Sherries are wines that are fortified with brandy.
Sherries range from dry to sweet in taste; the pale-coloured ones are dry, the dark ones will be sweet. Brits have preferred sweet styles, the Spanish have preferred dry. Brits are now, though, acquiring a taste for dry. Sweet ones are better after dinner. Dry ones can be used before dinner to accompany appetizers, canapes and tapas.
Dry Sherry (labelled “fino”) is good in savoury dishes and sauces. It is allowed to age in casks with a layer of white yeast on top to prevent oxidization. It is very pale in colour, with a tang to the taste that vaguely reminds some people of the tang that green olives have. To drink, serve chilled from the fridge.
Manzanilla is another dry, “fino” style dry sherry, also pale in colour and aged with a yeast layer on top, with a hint of a refreshing salt tang to the taste. Traditionally, it’s made in Sanlúcar de Barrameda, Spain, up the coast a bit from Jerez, Spain. It’s good with smoked fish such as salmon, pickled fish such as mackerel or eel, grilled fresh sardines, seafood, slices of Spanish ham, manchego cheese, chorizo sausage, etc. To drink, serve chilled from the fridge.
Manzanilla is more delicate than fino. A fino sherry is more robust.
Amontillado lies mid-range between Dry and Sweet Sherries, making it a more versatile bottle to have on hand for cooking. In fact, if you’re going to have one bottle on hand for general use, Amontillado is a good choice. Amontillado is allowed to age for a bit with the yeast layer on top, but then the yeast layer is deliberately killed off. It is darker in colour, and nuttier tasting than fino or Manzanilla.
Light Sherries are Manzanilla, Fino and pale Amontillado. These are best served straight from the bottle, very chilled. They are good with salty foods, and some say with Indian food. The bottle should be drunk within a week of opening.
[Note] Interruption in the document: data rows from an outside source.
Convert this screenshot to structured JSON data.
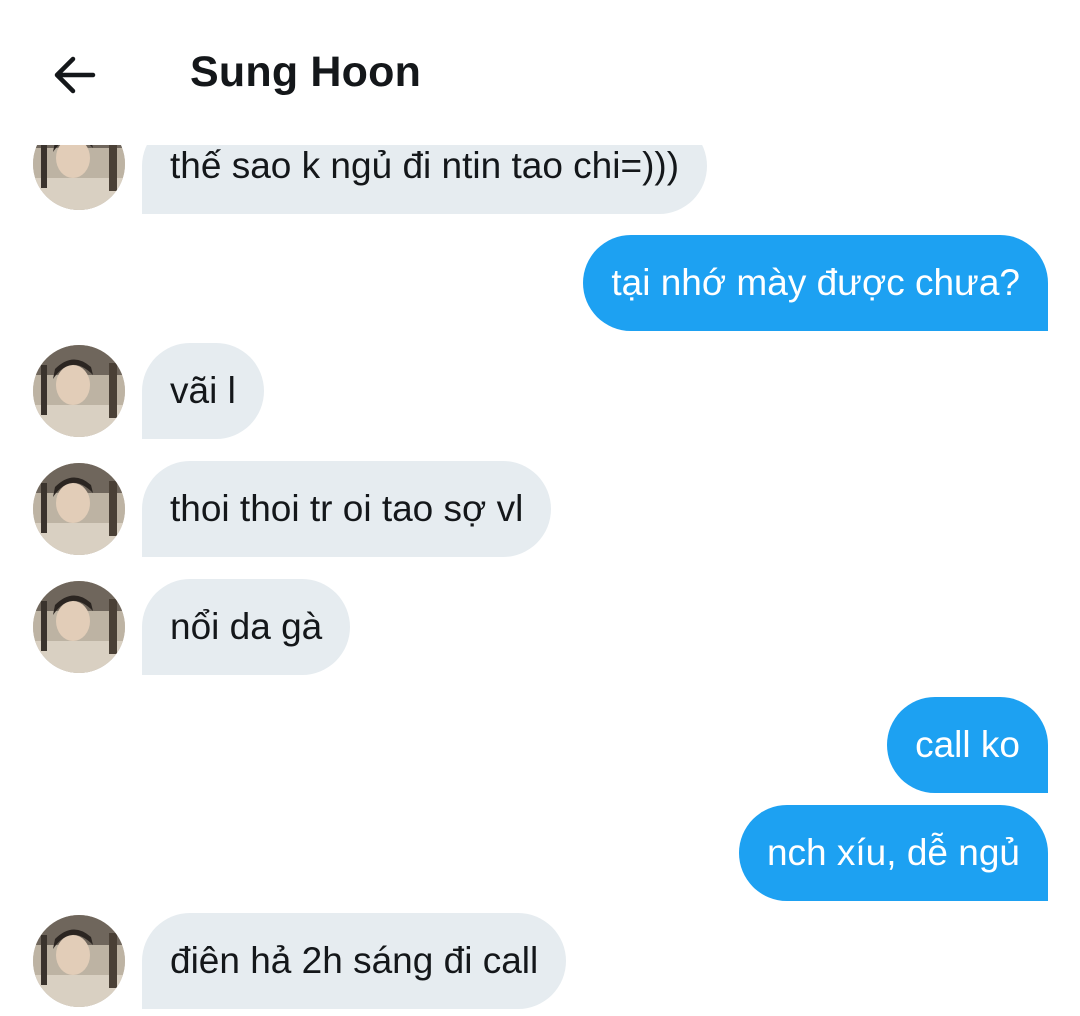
{
  "header": {
    "title": "Sung Hoon",
    "back_icon": "arrow-left-icon"
  },
  "colors": {
    "incoming_bubble": "#e6ecf0",
    "outgoing_bubble": "#1da1f2",
    "text": "#14171a"
  },
  "messages": [
    {
      "from": "contact",
      "text": "thế sao k ngủ đi ntin tao chi=)))"
    },
    {
      "from": "me",
      "text": "tại nhớ mày được chưa?"
    },
    {
      "from": "contact",
      "text": "vãi l"
    },
    {
      "from": "contact",
      "text": "thoi thoi tr oi tao sợ vl"
    },
    {
      "from": "contact",
      "text": "nổi da gà"
    },
    {
      "from": "me",
      "text": "call ko"
    },
    {
      "from": "me",
      "text": "nch xíu, dễ ngủ"
    },
    {
      "from": "contact",
      "text": "điên hả 2h sáng đi call"
    }
  ]
}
Heavier, richer Sherries are Oloroso and Amontillado. Oloroso is good with cheese. Serve either room temperature — cool, but not chilled. After opening, the bottle should be used up within a few weeks.
Use Sweet Sherries in desserts.
There is a Sherry called PX Sherry (Pedro Ximénex) that is so sweet that it is fantastic on ice cream. But don’t chill PX first, or it would be almost too hard to pour from the bottle. It’s dark brown, with a taste that hints of molasses and raisins.
Cream Sherry was created for British tastes for sweet sherry. It is made by mixing different types of sherries together. Serve chilled.
You don’t decant sherry.
Cooking Tips
A dash of Sherry in scrambled eggs will make them a totally different dish; people will rave about them.
To jazz up a pound cake, cube it, place cubes in dishes, drizzle with Sherry and serve topped with whipped cream.
Substitutes
For Dry Sherry, you can substitute dry white vermouth (aka French Vermouth). For Sweet Sherry, try sweet red vermouth (aka Italian Vermouth).
Storage Hints
Dry Sherry will deteriorate more quickly than sweet once opened. Sherry will last longer in a resealable cork-top bottle than in a decanter: in a decanter, it is good for three to four weeks tops. If a Sherry goes cloudy, it isn’t good for drinking, but still fine for cooking.
History Notes
Sherry was originally made only in the southern tip of Spain, where the soil is chalky.
Literature & Lore
“A good sherris sack hath a two-fold operation in it. It ascends me into the brain; dries me there all the foolish and dull and curdy vapours which environ it; makes it apprehensive, quick, forgetive, full of nimble fiery and delectable shapes, which, delivered o’er to the voice, the tongue, which is the birth, becomes excellent wit. The second property of your excellent sherris is, the warming of the blood; which, before cold and settled, left the liver white and pale, which is the badge of pusillanimity and cowardice; but the sherris warms it and makes it course from the inwards to the parts extreme: it illumineth the face, which as a beacon gives warning to all the rest of this little kingdom, man, to arm; and then the vital commoners and inland petty spirits muster me all to their captain, the heart, who, great and puffed up with this retinue, doth any deed of courage; and this valour comes of sherris. So that skill in the weapon is nothing without sack, for that sets it a-work; and learning a mere hoard of gold kept by a devil, till sack commences it and sets it in act and use.” — William Shakespeare (26 April 1564 – 23 April 1616. Henry IV, Part 2. Act 4, Scene 3.)
Language Notes
The word “Sherry” comes from the name of the port in Spain, Jerez, from where it was mainly exported from at one time.
Sources
Beckett, Fiona. In praise of sherry. Manchester: The Guardian. 19 February 2011.
Moore, Victoria. Why you should serve sherry. London: Daily Telegraph. 14 April 2011.